Results: Possibilities of health care for chronically ill uninsured migrants varied widely between different free clinics and medical practices. Technical diagnostic examinations (like CT, MRI, endoscopic examinations), referrals to specialist care, provision of assistive equipment and long-term medication were restricted to variable extent. Emergency procedures were easier to organize than elective surgeries. Continuous care for chronically ill patients was limited. Factors influencing extent and quality of care were: the existence of networks and contacts for patient referrals, (missing) financial resources, complicated organizational procedures, poor information flow between treating physicians and language barriers. Additional variation in care resulted from different scopes for decision-making and the respective physician’s willingness to make use of such, e.g. by greater personal efforts to achieve individual care solutions for patients. Uninsured EU-citizens were patients of all free clinics and medical practices, albeit in various quantity. Compared to people without papers, there was no difference in the care they received there.

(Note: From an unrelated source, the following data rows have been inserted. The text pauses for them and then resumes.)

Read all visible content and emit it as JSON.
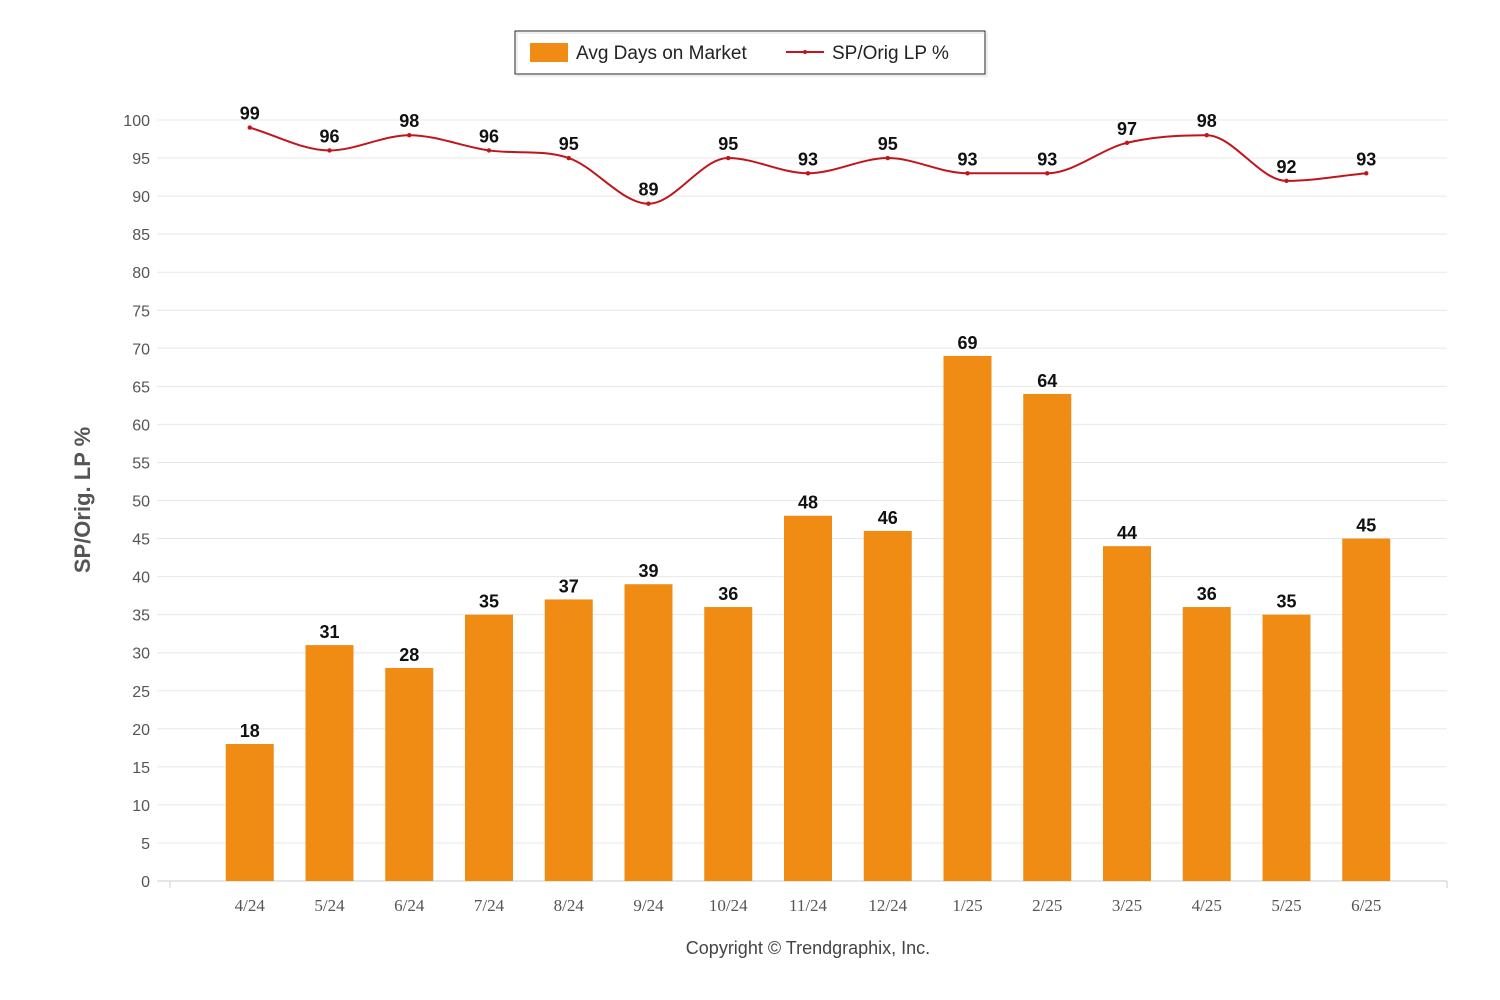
{
  "chart_data": {
    "type": "bar",
    "categories": [
      "4/24",
      "5/24",
      "6/24",
      "7/24",
      "8/24",
      "9/24",
      "10/24",
      "11/24",
      "12/24",
      "1/25",
      "2/25",
      "3/25",
      "4/25",
      "5/25",
      "6/25"
    ],
    "series": [
      {
        "name": "Avg Days on Market",
        "type": "bar",
        "color": "#F08C14",
        "values": [
          18,
          31,
          28,
          35,
          37,
          39,
          36,
          48,
          46,
          69,
          64,
          44,
          36,
          35,
          45
        ]
      },
      {
        "name": "SP/Orig LP %",
        "type": "line",
        "color": "#C0151B",
        "values": [
          99,
          96,
          98,
          96,
          95,
          89,
          95,
          93,
          95,
          93,
          93,
          97,
          98,
          92,
          93
        ]
      }
    ],
    "ylabel": "SP/Orig. LP %",
    "ylim": [
      0,
      100
    ],
    "yticks": [
      0,
      5,
      10,
      15,
      20,
      25,
      30,
      35,
      40,
      45,
      50,
      55,
      60,
      65,
      70,
      75,
      80,
      85,
      90,
      95,
      100
    ],
    "grid": true,
    "legend": "top-center",
    "data_labels": true
  },
  "footer": {
    "copyright": "Copyright © Trendgraphix, Inc."
  },
  "colors": {
    "grid": "#e8e8e8",
    "axis": "#cccccc",
    "legend_border": "#222222"
  }
}
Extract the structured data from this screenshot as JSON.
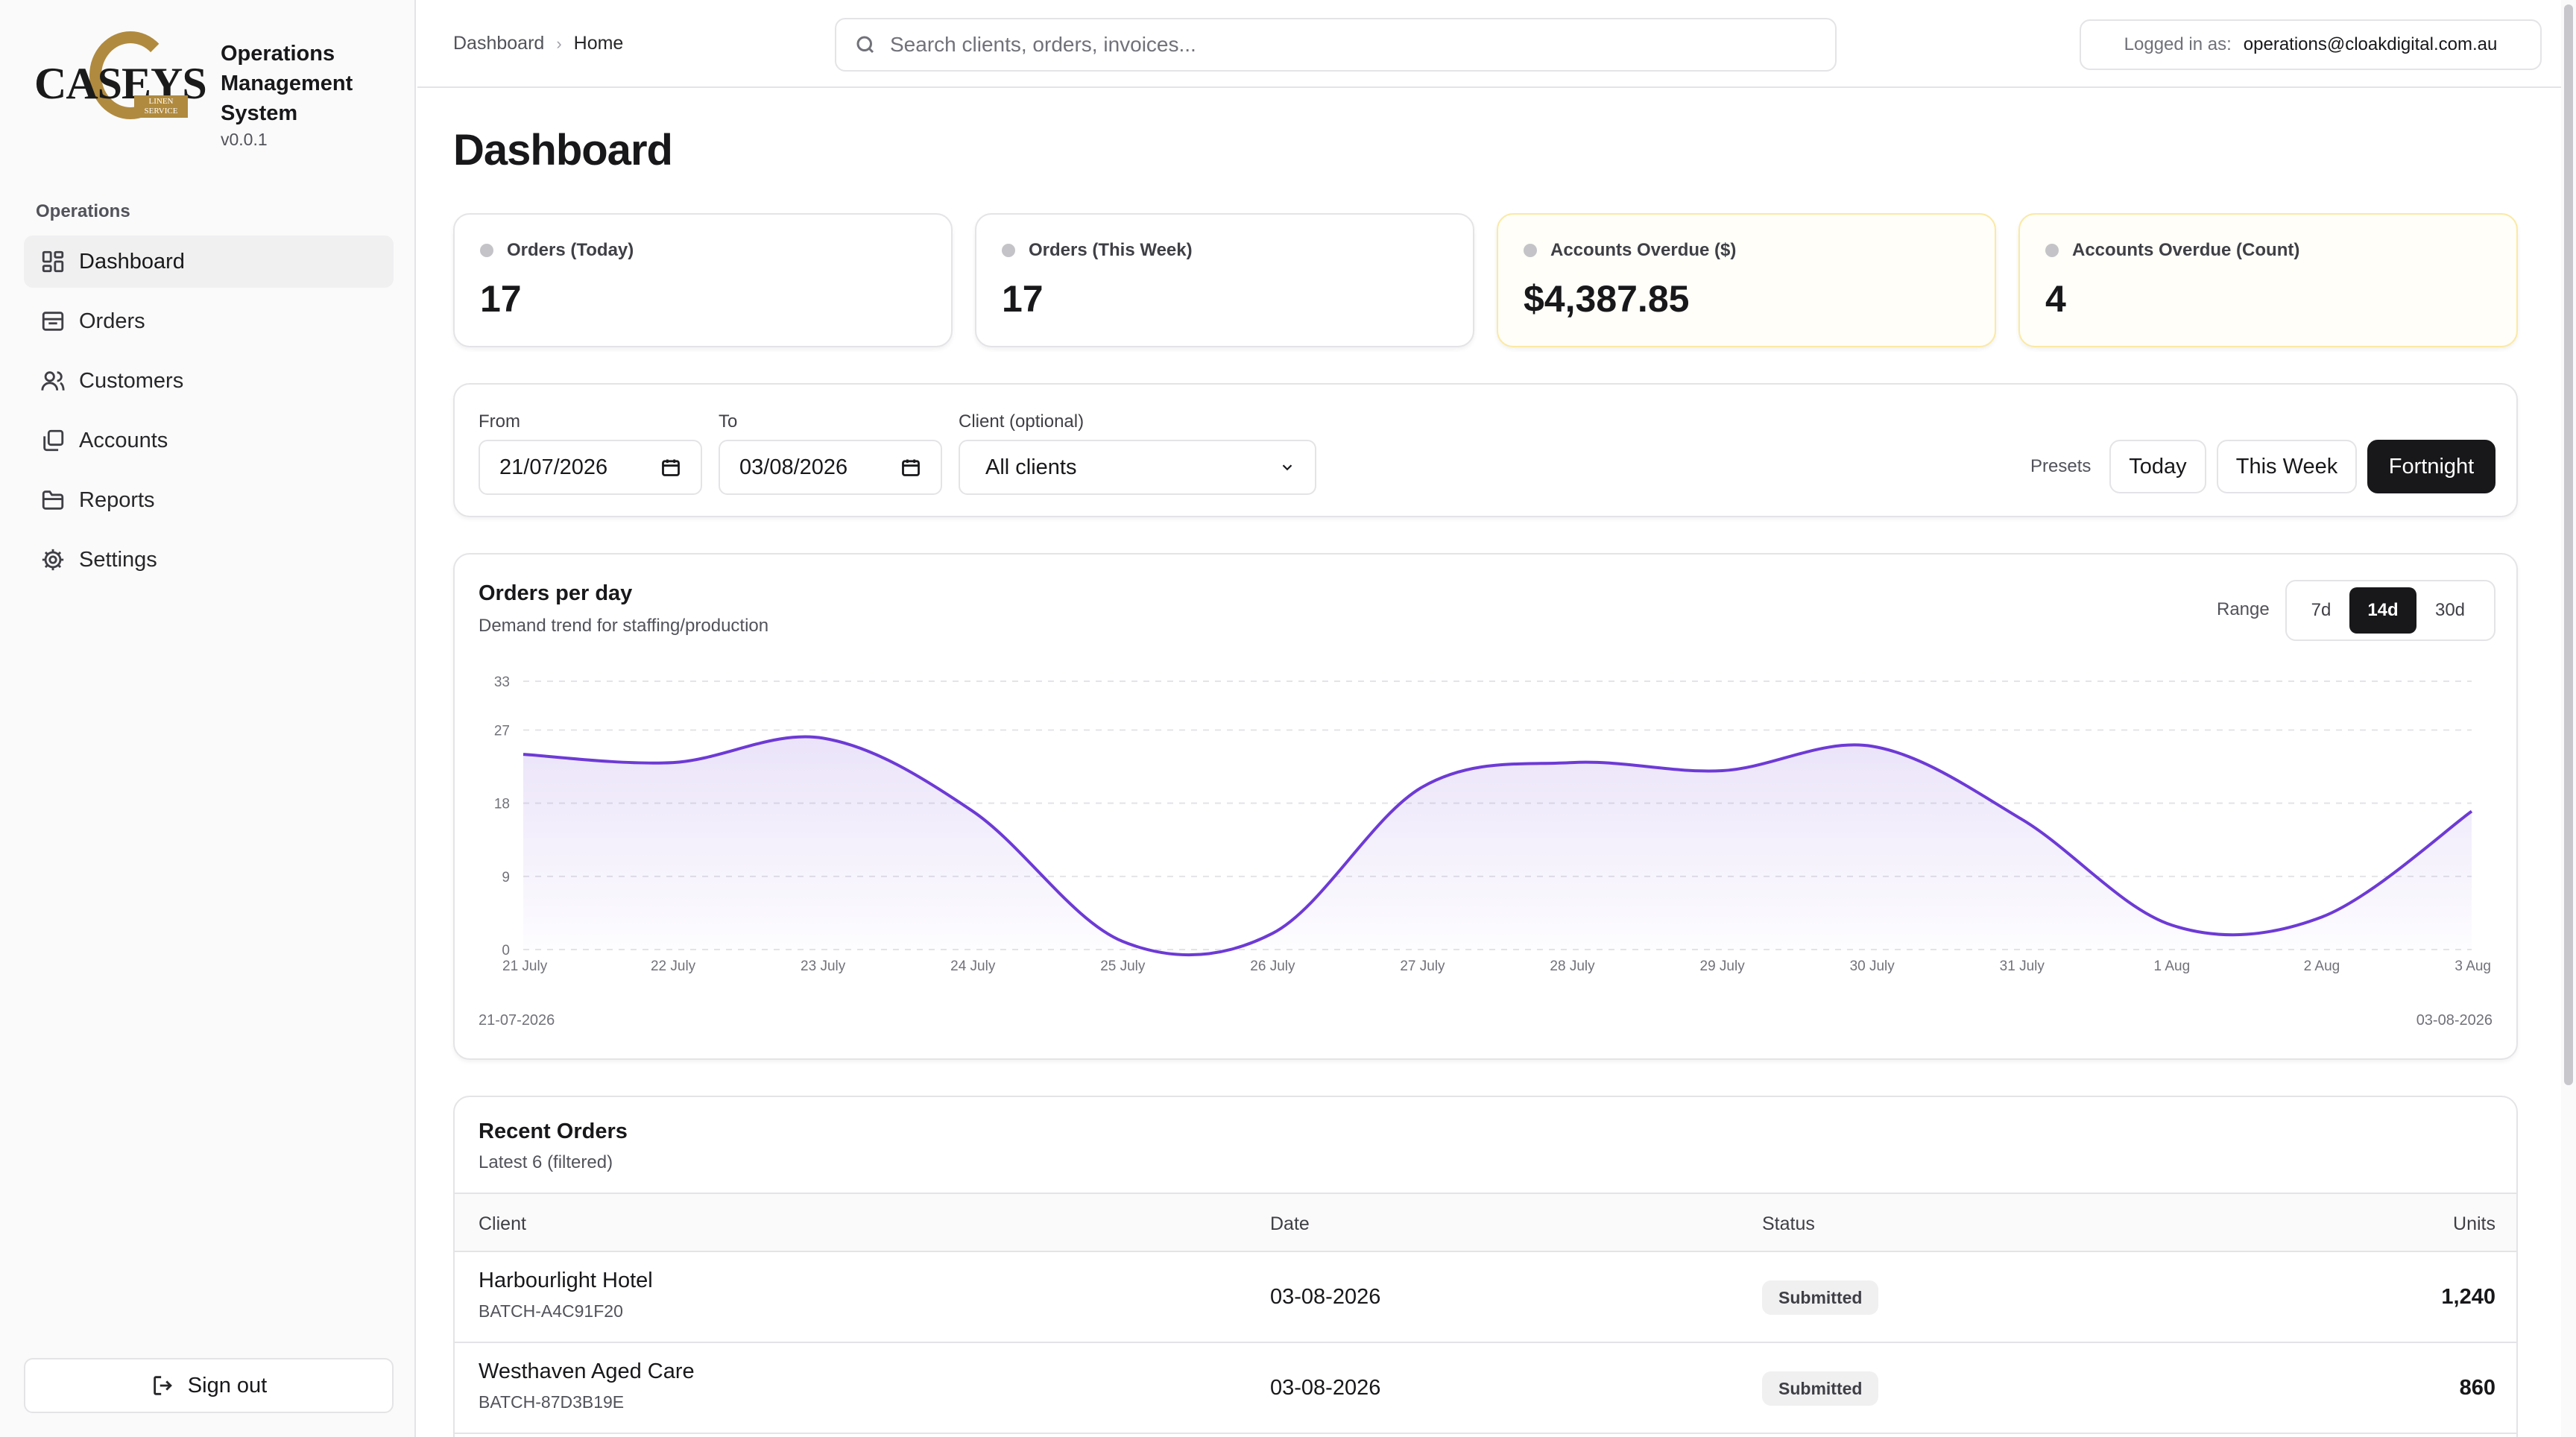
{
  "brand": {
    "logo_word": "CASEYS",
    "logo_plate": "LINEN SERVICE",
    "title_lines": [
      "Operations",
      "Management",
      "System"
    ],
    "version": "v0.0.1"
  },
  "sidebar": {
    "section": "Operations",
    "items": [
      {
        "label": "Dashboard",
        "icon": "dashboard-icon",
        "active": true
      },
      {
        "label": "Orders",
        "icon": "inbox-icon",
        "active": false
      },
      {
        "label": "Customers",
        "icon": "users-icon",
        "active": false
      },
      {
        "label": "Accounts",
        "icon": "copy-icon",
        "active": false
      },
      {
        "label": "Reports",
        "icon": "folder-icon",
        "active": false
      },
      {
        "label": "Settings",
        "icon": "gear-icon",
        "active": false
      }
    ],
    "signout_label": "Sign out"
  },
  "header": {
    "breadcrumb": [
      "Dashboard",
      "Home"
    ],
    "search_placeholder": "Search clients, orders, invoices...",
    "login_label": "Logged in as:",
    "login_email": "operations@cloakdigital.com.au"
  },
  "page": {
    "title": "Dashboard"
  },
  "stats": [
    {
      "label": "Orders (Today)",
      "value": "17",
      "warn": false
    },
    {
      "label": "Orders (This Week)",
      "value": "17",
      "warn": false
    },
    {
      "label": "Accounts Overdue ($)",
      "value": "$4,387.85",
      "warn": true
    },
    {
      "label": "Accounts Overdue (Count)",
      "value": "4",
      "warn": true
    }
  ],
  "filters": {
    "from_label": "From",
    "from_value": "21/07/2026",
    "to_label": "To",
    "to_value": "03/08/2026",
    "client_label": "Client (optional)",
    "client_value": "All clients",
    "presets_label": "Presets",
    "presets": [
      "Today",
      "This Week",
      "Fortnight"
    ],
    "active_preset": "Fortnight"
  },
  "chart": {
    "title": "Orders per day",
    "subtitle": "Demand trend for staffing/production",
    "range_label": "Range",
    "ranges": [
      "7d",
      "14d",
      "30d"
    ],
    "active_range": "14d",
    "start_date": "21-07-2026",
    "end_date": "03-08-2026",
    "accent": "#6d3ad6"
  },
  "chart_data": {
    "type": "area",
    "categories": [
      "21 July",
      "22 July",
      "23 July",
      "24 July",
      "25 July",
      "26 July",
      "27 July",
      "28 July",
      "29 July",
      "30 July",
      "31 July",
      "1 Aug",
      "2 Aug",
      "3 Aug"
    ],
    "values": [
      24,
      23,
      26,
      17,
      1,
      2,
      20,
      23,
      22,
      25,
      16,
      3,
      4,
      17
    ],
    "yticks": [
      0,
      9,
      18,
      27,
      33
    ],
    "ylim": [
      0,
      33
    ],
    "grid": true,
    "legend": "none"
  },
  "orders": {
    "title": "Recent Orders",
    "subtitle": "Latest 6 (filtered)",
    "columns": [
      "Client",
      "Date",
      "Status",
      "Units"
    ],
    "rows": [
      {
        "client": "Harbourlight Hotel",
        "batch": "BATCH-A4C91F20",
        "date": "03-08-2026",
        "status": "Submitted",
        "units": "1,240"
      },
      {
        "client": "Westhaven Aged Care",
        "batch": "BATCH-87D3B19E",
        "date": "03-08-2026",
        "status": "Submitted",
        "units": "860"
      }
    ]
  }
}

Discussion: Restrictions already described for uninsured migrants’ medical care in general have even more impact on chronically ill patients. Diagnostic and therapeutic measures that cannot be provided directly within the volunteer structures are often not realized due to lack of funds and require additional efforts and improvisation on the part of the physicians. Therefore, patients depend on their physicians’ sense of responsibility. In the last years, some German states have introduced an “anonymous health insurance voucher” in order to secure access to limited health care for people without papers. However, it is still controversial to which extent this includes care for chronically ill patients.